En conclusion, votre Rapporteur formulera un certain nombre de souhaits qui constituent autant d'invitations faites aux principaux acteurs qui interviennent dans la vie du pays.

A l'Etat tout d'abord. Il importe à l'évidence que celui-ci tienne mieux compte de l'existence des pays dans le découpage de ses services territoriaux. Aujourd'hui, cette prise en compte est très faible. D'après tous les témoignages recueillis, les régions, pour leur part, font un effort de cohérence bien supérieur. Par ailleurs, il est regrettable que l'Etat mette en place de nouveaux zonages territoriaux qui ignorent le support et le cadre souvent pertinents que constitue le pays.

Aux régions. Il conviendrait qu'elles renoncent à instrumentaliser le pays à des fins bien éloignées de la vocation de ce nouveau cadre territorial. Le pays, soulignons-le, est un projet de territoire vécu à l'échelon des communes et des établissements publics de coopération intercommunale. Il doit répondre aux attentes des collectivités territoriales qui se sont réunies autour dudit projet et ne peut en même temps constituer l'échelon de territorialisation de la politique régionale.

Aux départements. La pire des politiques pour un département, c'est d'ignorer ou tenter de contourner le pays. Cette démarche ne peut qu'affaiblir l'un et l'autre. Au contraire, le département qui s'intéresse au pays en contractualisant avec lui ne peut que se renforcer en ayant désormais son « mot à dire ».

Aux pays eux-mêmes enfin. Il s'agit pour eux de faire vivre un projet mis en place à son échelle par les communes et les intercommunalités qui ont librement choisi d'adhérer.

Le pays doit éviter de représenter un enjeu politique territorial. Il doit se concentrer sur les deux objectifs fixés par le législateur :

- développer les atouts spécifiques du territoire,

- renforcer les solidarités réciproques entre la ville et l'espace rural.

Certes, la dynamique de coopération communale des pays peine parfois à s'articuler avec d'autres dynamiques tout aussi essentielles au développement de nos territoires, qu'il s'agisse de la politique des agglomérations ou des efforts de planification urbaine fournis à travers les schémas de cohérence territoriale. Elle peut aussi peiner à s'intégrer pleinement dans les politiques départementale et régionale.
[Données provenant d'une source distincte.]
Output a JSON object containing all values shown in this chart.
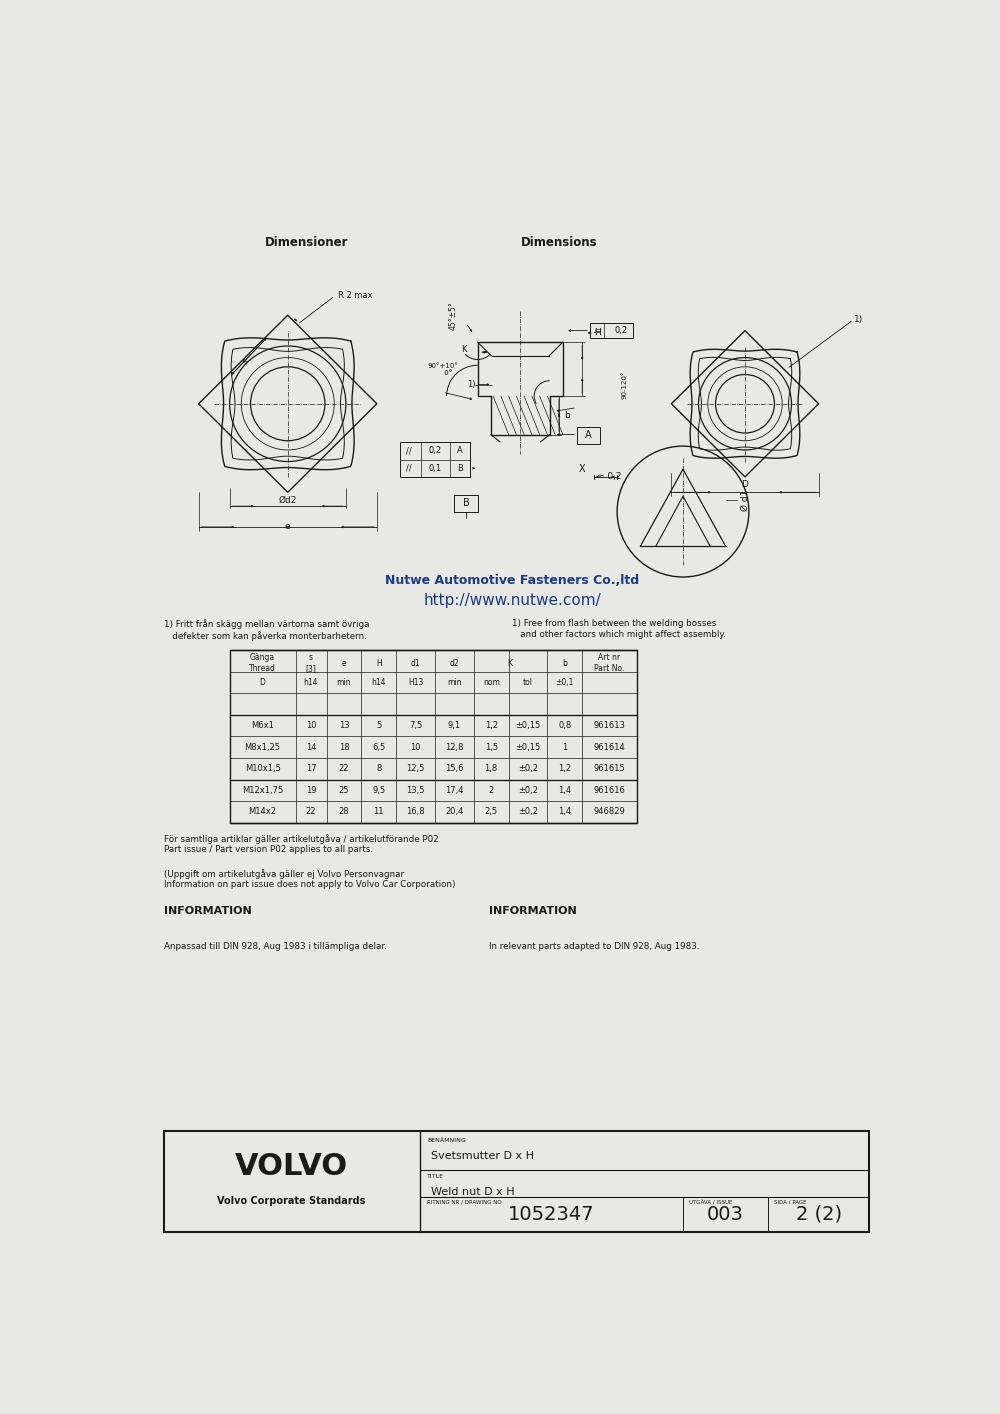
{
  "bg_color": "#e8e8e4",
  "paper_color": "#f0efeb",
  "title_swedish": "Dimensioner",
  "title_english": "Dimensions",
  "watermark": "http://www.nutwe.com/",
  "watermark_color": "#1a3a8a",
  "watermark2": "Nutwe Automotive Fasteners Co.,ltd",
  "note1_sv": "1) Fritt från skägg mellan värtorna samt övriga\n   defekter som kan påverka monterbarhetern.",
  "note1_en": "1) Free from flash between the welding bosses\n   and other factors which might affect assembly.",
  "note2_sv": "För samtliga artiklar gäller artikelutgåva / artikelutförande P02\nPart issue / Part version P02 applies to all parts.",
  "note3_sv": "(Uppgift om artikelutgåva gäller ej Volvo Personvagnar\nInformation on part issue does not apply to Volvo Car Corporation)",
  "info_title_sv": "INFORMATION",
  "info_title_en": "INFORMATION",
  "info_sv": "Anpassad till DIN 928, Aug 1983 i tillämpliga delar.",
  "info_en": "In relevant parts adapted to DIN 928, Aug 1983.",
  "table_data": [
    [
      "M6x1",
      "10",
      "13",
      "5",
      "7,5",
      "9,1",
      "1,2",
      "±0,15",
      "0,8",
      "961613"
    ],
    [
      "M8x1,25",
      "14",
      "18",
      "6,5",
      "10",
      "12,8",
      "1,5",
      "±0,15",
      "1",
      "961614"
    ],
    [
      "M10x1,5",
      "17",
      "22",
      "8",
      "12,5",
      "15,6",
      "1,8",
      "±0,2",
      "1,2",
      "961615"
    ],
    [
      "M12x1,75",
      "19",
      "25",
      "9,5",
      "13,5",
      "17,4",
      "2",
      "±0,2",
      "1,4",
      "961616"
    ],
    [
      "M14x2",
      "22",
      "28",
      "11",
      "16,8",
      "20,4",
      "2,5",
      "±0,2",
      "1,4",
      "946829"
    ]
  ],
  "title_block": {
    "company": "VOLVO",
    "subtitle": "Volvo Corporate Standards",
    "benamning_label": "BENÄMNING",
    "benamning": "Svetsmutter D x H",
    "title_label": "TITLE",
    "title_val": "Weld nut D x H",
    "drawing_no_label": "RITNING NR / DRAWING NO",
    "drawing_no": "1052347",
    "issue_label": "UTGÄVA / ISSUE",
    "issue": "003",
    "page_label": "SIDA / PAGE",
    "page": "2 (2)"
  }
}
Il convient aussi de dissiper un certain nombre d'inquiétudes qui paraissent tout à fait légitimes.

De nombreux pays ont été invités à se constituer sous forme associative. Il apparaît aujourd'hui que cette structure, contrairement au syndicat mixte ou au groupement d'intérêt public, ne permet pas d'obtenir certaines subventions d'Etat telles que par exemple la dotation de développement rural.

Par ailleurs, de nombreux interlocuteurs ont exprimé leurs plus vives inquiétudes quant à un éventuel désengagement de l'Etat dans le financement de la politique des pays.

Des incertitudes subsistent en effet sur l'avenir du volet territorial des futurs contrats de projets Etat-région.

Le concept de pays est une bonne idée même si certaines tentatives qu'on pourrait qualifier de mise sous tutelle constatées ici ou là peuvent donner lieu à des critiques. Les pays sont des structures jeunes qui doivent conserver flexibilité et diversité. Ils ont joué un rôle important dans la mise en place de nombreux pôles d'excellence rurale. Ils doivent s'efforcer d'atteindre une taille critique « entrepreneuriale » mais n'intervenir que selon un principe de subsidiarité.

Le pays ne doit surtout pas être un contre-pouvoir mais apparaître comme un élément fédérateur, tout en respectant les domaines de compétences des collectivités territoriales.